Rasim Ozan Kütahyalı


Yayın Tarihi:

01 Ağustos 2020 Cumartesi 08:00:00

Türkiye'nin kazanması gereken bir düzenli gelir kapısı var...

Öncelikle tüm okurlarımın bayramını kutlarım. Bu bayram vesilesiyle Türkiye’mizin kazanması gerekenden çok daha az para kazandığı bir meseleyi sizlerle paylaşmak istiyorum.

*

Günümüzde Boğaz’larımızdan "Fenerler ve Tahlisiye" ücretinden dolayı sadece 150-200 milyon dolar arası bir gelir elde ediyoruz.

*

Eğer "Altın Frank" hakkımızı kullanırsak bu gelir seviyemizin 2-3 milyar dolar düzeylerine kadar çıkabileceği iktisatçılar tarafından tahmin ediliyor.

*

Türkiye kesinlikle ve kesinlikle bu hakkını kullanmalıdır. Mevcut ekonomik ortamda ülkemiz için mecburiyet olarak telakki ediyorum bu durumu.

*

Peki Türkiye bu hakkı kullanmak için ne yapmalıdır ?

*

Bu meselenin uzmanı Cihat Yaycı’nın söyledikleri bu bağlamda çok aydınlatıcıdır.

*

1936 Montrö Sözleşmesi'nde bu bir hükümdür, uluslararası bir sözleşmenin hükmüdür.
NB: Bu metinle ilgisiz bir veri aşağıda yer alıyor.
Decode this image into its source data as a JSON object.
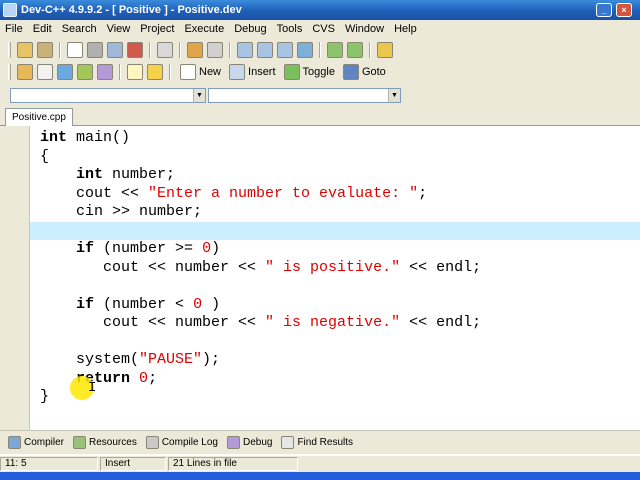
{
  "window": {
    "title": "Dev-C++ 4.9.9.2 - [ Positive ] - Positive.dev"
  },
  "menu": [
    "File",
    "Edit",
    "Search",
    "View",
    "Project",
    "Execute",
    "Debug",
    "Tools",
    "CVS",
    "Window",
    "Help"
  ],
  "toolbar2": {
    "new_label": "New",
    "insert_label": "Insert",
    "toggle_label": "Toggle",
    "goto_label": "Goto"
  },
  "editor_tab": "Positive.cpp",
  "code_lines": [
    "int main()",
    "{",
    "    int number;",
    "    cout << \"Enter a number to evaluate: \";",
    "    cin >> number;",
    "",
    "    if (number >= 0)",
    "       cout << number << \" is positive.\" << endl;",
    "",
    "    if (number < 0 )",
    "       cout << number << \" is negative.\" << endl;",
    "",
    "    system(\"PAUSE\");",
    "    return 0;",
    "}"
  ],
  "active_line_index": 5,
  "bottom_tabs": [
    "Compiler",
    "Resources",
    "Compile Log",
    "Debug",
    "Find Results"
  ],
  "status": {
    "position": "11: 5",
    "mode": "Insert",
    "lines": "21 Lines in file"
  },
  "colors": {
    "title_bar": "#1f5fb8",
    "chrome": "#ece9d8",
    "active_line": "#ccefff",
    "string": "#e00000"
  }
}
Bizim buradan alacağımız Fenerler ve Tahlisiye ücretleri Altın Frank'a göre hesaplanmıştır.

*

Altın Frank da o dönemde 0.29 Gram Altın'a denk gelen bir para birimidir yani altına endekslidir.

*

Fakat daha sonra maalesef 1970'lerde Doların Altın’a endeksinden kaldırılmasından sonra gelişen süreçte Türkiye bu ücretlendirme için 1983’te 1 Dolar=1 Altın Frank'a eşitlemiştir.

*

Halbuki şu an 0.29 Gram karşılığı mevcut altın fiyatlarına bakarsak 1 doların 20-22 kat daha fazladır

*

0.29 Gram altın şu an 20-22 dolara denk gelmektedir.

*

Fakat biz Türkiye olarak inanılmaz biçimde 1 dolar alıyoruz.

*

Şimdi bu almamız gereken altın karşılığı ücret bizim anamızın ak sütü gibi helaldir.

*

Bu olayın bir an önce uygulamaya koyulmasının ülke ekonomisi açısından da çok gerekli olduğuna şüphe yoktur.

*

Bu hüküm hiçbir masraf yapmadan Türkiye için bir gelir kapısıdır.

*

Bu hükümden 1.5-2 Milyar Dolarlık asgari bir gelir sağlama söz konusudur.

*

Yani Türkiye'nin boru hattı başına yıllık azami 50-100 Milyon dolar arası bir gelir elde ettiğini düşünecek olursak 1.5-2 Milyar Doların ne kadar büyük bir gelir olduğunu görürüz.

*

Esasen bu miktar devletin senelik ihracattan aldığı vergiden çok daha yüksektir.

*

Hele ki günümüzdeki kriz döneminde bu meşru gelir hakkımız büyük bir öneme sahiptir.

*

Cihat Yaycı’nın ısrarla ifade ettiği gibi millet ve devlet olarak bu hakkımızı kullanmamız kesinlikle zorunludur.